SOUTHAMPTON MEDICAL SOCIETY ON ZOOM
President Dr Alexandra Freeman FRCGP
An ordinary meeting of the Society was held on Wednesday April 7th 2021 which preceded the AGM. The President was in the chair. She introduced the speaker, the Reverend Canon Nick Fennemore who spoke to the title “Reflections of an NHS Chaplain”.
He outlined his career in the church. He had always wanted to be a hospital chaplain and had had to bend the rules a bit to become a full time chaplain. He now works for Southern Health Foundation Trust as well as carrying out duties at Winchester Cathedral as a chaplain to the various communities that together make up the Cathedral family. He undertakes pastoral care activities on behalf of the Dean and Chapter. As with all Cathedral clergy, he assists in leading worship at the various Cathedral services. After ordination in St Alban’s Abbey in 1979 Nick worked in parishes for seven years. In 1986 he became a hospital chaplain and served in the NHS in Carshalton, Oxford, Portsmouth and a hospice in Chichester. Nick is also head of the chaplaincy, delivering spiritual and pastoral care, at Southern Health NHS Foundation Trust. During his time in Oxford he was invited to become an honorary canon of Christ Church Cathedral.These positions have enabled him to develop different pastoral and theological interests which include medical ethics, teaching pastoral studies, developing liturgical services for families who have lost loved ones through death, dying and bereavement. He was particularly interested in pastoral care for families who had lost babies at or around the time of birth. He found that this group were vulnerable and were unsupported at a particularly emotional time. They would be discharged from the birthing unit without their baby and it was left up to the families to provide their own support. He also found that parents of babies in ICU were in similar need of support. As a result he developed a system of support for people in this situation. This included a multi-faith and no-faith approach.
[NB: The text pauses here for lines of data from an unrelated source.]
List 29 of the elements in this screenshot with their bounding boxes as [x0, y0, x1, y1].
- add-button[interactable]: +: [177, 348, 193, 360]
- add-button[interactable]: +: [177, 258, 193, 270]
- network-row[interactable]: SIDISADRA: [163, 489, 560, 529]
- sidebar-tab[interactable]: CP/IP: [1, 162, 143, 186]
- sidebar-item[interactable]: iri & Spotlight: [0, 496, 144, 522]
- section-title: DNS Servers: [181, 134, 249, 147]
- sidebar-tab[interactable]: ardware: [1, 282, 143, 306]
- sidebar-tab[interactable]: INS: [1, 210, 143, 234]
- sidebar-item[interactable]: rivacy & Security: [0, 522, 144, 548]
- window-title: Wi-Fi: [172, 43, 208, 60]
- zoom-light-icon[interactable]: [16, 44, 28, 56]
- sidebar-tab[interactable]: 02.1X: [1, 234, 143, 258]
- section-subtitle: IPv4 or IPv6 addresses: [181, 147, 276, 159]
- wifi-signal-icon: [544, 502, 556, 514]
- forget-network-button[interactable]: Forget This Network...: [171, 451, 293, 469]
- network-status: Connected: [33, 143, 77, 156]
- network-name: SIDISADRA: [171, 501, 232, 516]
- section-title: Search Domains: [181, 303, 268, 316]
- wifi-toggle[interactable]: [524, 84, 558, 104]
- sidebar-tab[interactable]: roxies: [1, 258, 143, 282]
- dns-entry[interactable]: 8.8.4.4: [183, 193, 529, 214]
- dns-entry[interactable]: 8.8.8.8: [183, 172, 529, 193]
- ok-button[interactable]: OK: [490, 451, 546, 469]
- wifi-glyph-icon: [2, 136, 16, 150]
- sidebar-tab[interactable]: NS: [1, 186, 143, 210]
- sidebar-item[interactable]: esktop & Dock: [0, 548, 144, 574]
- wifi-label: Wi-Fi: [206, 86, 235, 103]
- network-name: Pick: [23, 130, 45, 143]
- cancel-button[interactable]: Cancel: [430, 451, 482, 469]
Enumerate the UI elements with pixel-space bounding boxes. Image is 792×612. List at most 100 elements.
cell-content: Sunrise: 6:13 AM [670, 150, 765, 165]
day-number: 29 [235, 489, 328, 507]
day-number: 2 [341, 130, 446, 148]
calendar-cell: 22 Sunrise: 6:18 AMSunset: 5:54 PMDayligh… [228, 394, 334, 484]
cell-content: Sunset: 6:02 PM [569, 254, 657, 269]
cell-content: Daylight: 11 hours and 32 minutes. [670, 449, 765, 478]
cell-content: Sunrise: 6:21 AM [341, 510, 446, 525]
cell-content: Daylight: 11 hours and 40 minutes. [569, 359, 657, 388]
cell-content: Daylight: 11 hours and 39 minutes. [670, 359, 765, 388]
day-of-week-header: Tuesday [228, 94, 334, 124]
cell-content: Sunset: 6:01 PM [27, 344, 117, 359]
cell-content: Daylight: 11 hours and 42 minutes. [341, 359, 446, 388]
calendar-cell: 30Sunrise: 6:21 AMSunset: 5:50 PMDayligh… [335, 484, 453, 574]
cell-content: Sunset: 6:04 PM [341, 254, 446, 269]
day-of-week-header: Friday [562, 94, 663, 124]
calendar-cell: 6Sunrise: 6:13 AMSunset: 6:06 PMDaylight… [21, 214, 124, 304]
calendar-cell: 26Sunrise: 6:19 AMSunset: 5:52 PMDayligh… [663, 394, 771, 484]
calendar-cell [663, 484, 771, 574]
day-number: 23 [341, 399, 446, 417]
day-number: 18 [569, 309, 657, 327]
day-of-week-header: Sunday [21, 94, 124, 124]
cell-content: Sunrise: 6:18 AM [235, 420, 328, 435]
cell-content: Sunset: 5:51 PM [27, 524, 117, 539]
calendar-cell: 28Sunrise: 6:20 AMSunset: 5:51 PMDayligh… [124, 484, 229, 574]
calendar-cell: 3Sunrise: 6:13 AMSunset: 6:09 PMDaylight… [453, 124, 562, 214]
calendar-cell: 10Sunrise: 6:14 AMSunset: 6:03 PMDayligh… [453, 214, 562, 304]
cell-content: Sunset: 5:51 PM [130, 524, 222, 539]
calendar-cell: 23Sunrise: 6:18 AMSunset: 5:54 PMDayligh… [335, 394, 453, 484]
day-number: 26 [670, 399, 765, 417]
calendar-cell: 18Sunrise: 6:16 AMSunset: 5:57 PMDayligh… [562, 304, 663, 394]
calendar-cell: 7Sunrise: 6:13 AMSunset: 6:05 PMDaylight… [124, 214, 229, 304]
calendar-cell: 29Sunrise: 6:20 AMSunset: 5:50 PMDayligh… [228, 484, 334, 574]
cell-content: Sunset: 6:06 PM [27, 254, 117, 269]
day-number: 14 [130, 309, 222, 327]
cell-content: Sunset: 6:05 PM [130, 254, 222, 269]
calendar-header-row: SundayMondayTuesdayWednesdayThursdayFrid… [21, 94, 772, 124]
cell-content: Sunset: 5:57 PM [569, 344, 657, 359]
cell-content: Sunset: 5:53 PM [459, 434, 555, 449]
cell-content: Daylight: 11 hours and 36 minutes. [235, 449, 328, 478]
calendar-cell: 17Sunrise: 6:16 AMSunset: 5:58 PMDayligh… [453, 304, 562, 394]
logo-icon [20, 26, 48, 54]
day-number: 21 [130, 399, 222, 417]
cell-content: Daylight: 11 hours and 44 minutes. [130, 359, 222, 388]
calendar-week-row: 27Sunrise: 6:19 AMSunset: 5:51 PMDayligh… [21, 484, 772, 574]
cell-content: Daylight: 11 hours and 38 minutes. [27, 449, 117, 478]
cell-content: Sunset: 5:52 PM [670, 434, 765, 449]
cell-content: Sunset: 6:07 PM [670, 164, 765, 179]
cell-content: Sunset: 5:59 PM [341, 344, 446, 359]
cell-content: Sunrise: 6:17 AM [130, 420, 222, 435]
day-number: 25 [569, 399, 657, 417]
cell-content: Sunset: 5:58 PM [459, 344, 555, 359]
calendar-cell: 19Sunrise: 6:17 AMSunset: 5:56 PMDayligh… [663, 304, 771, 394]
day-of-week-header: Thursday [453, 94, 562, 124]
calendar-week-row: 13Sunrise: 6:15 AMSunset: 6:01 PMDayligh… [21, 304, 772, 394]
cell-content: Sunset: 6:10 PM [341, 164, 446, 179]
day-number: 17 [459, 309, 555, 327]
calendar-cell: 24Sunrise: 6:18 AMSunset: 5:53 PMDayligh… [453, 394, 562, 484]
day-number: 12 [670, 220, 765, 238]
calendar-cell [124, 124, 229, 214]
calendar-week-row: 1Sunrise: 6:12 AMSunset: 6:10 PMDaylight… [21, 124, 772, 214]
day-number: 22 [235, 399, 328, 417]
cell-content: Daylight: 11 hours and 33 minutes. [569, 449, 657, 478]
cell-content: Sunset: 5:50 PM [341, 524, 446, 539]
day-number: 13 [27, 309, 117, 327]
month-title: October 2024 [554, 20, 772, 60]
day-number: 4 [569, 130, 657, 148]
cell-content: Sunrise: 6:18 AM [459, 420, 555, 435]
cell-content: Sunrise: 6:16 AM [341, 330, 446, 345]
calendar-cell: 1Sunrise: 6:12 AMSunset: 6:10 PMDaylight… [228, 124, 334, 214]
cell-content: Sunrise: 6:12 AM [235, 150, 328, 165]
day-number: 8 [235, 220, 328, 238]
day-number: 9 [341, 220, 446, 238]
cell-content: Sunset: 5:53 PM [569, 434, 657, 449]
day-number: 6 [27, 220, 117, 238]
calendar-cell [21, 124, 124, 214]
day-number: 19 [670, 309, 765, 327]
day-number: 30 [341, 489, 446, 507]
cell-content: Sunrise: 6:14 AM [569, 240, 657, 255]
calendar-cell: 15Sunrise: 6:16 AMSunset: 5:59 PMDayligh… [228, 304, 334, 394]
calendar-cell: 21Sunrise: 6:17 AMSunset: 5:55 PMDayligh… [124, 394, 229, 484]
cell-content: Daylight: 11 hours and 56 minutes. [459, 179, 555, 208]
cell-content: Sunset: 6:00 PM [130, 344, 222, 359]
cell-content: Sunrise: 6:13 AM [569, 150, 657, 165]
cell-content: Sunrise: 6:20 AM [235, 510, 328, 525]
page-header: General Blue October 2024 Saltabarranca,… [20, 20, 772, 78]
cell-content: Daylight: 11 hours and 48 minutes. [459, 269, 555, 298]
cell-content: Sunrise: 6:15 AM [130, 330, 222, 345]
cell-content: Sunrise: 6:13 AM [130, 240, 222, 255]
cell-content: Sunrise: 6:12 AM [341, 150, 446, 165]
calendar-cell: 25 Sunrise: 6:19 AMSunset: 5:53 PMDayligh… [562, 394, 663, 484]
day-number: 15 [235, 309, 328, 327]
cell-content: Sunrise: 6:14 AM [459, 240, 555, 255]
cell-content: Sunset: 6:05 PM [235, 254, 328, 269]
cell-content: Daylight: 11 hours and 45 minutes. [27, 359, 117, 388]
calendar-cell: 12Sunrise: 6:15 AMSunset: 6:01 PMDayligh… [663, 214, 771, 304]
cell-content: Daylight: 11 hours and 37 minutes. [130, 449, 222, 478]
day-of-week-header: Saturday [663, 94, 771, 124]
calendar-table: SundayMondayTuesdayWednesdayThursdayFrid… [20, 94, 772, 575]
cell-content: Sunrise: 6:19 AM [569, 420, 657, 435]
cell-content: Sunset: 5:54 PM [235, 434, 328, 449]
More recently he has been chair of the End of Life Group for Southern Health whose aim is to try and create the same level of care throughout the whole of South Hampshire. Hospital chapels are important he said. They are a haven for people under stress, of any faith and none. He related how on one occasion when he was conducting a ceremony in a hospital chapel a Muslim man came into the chapel to pray quietly in a hidden corner. He considered the occasion an important reminder of the importance of these spaces.
The President thanked Nick for a most inspiring talk. The meeting then conducted the AGM of the Society, which is reported separately.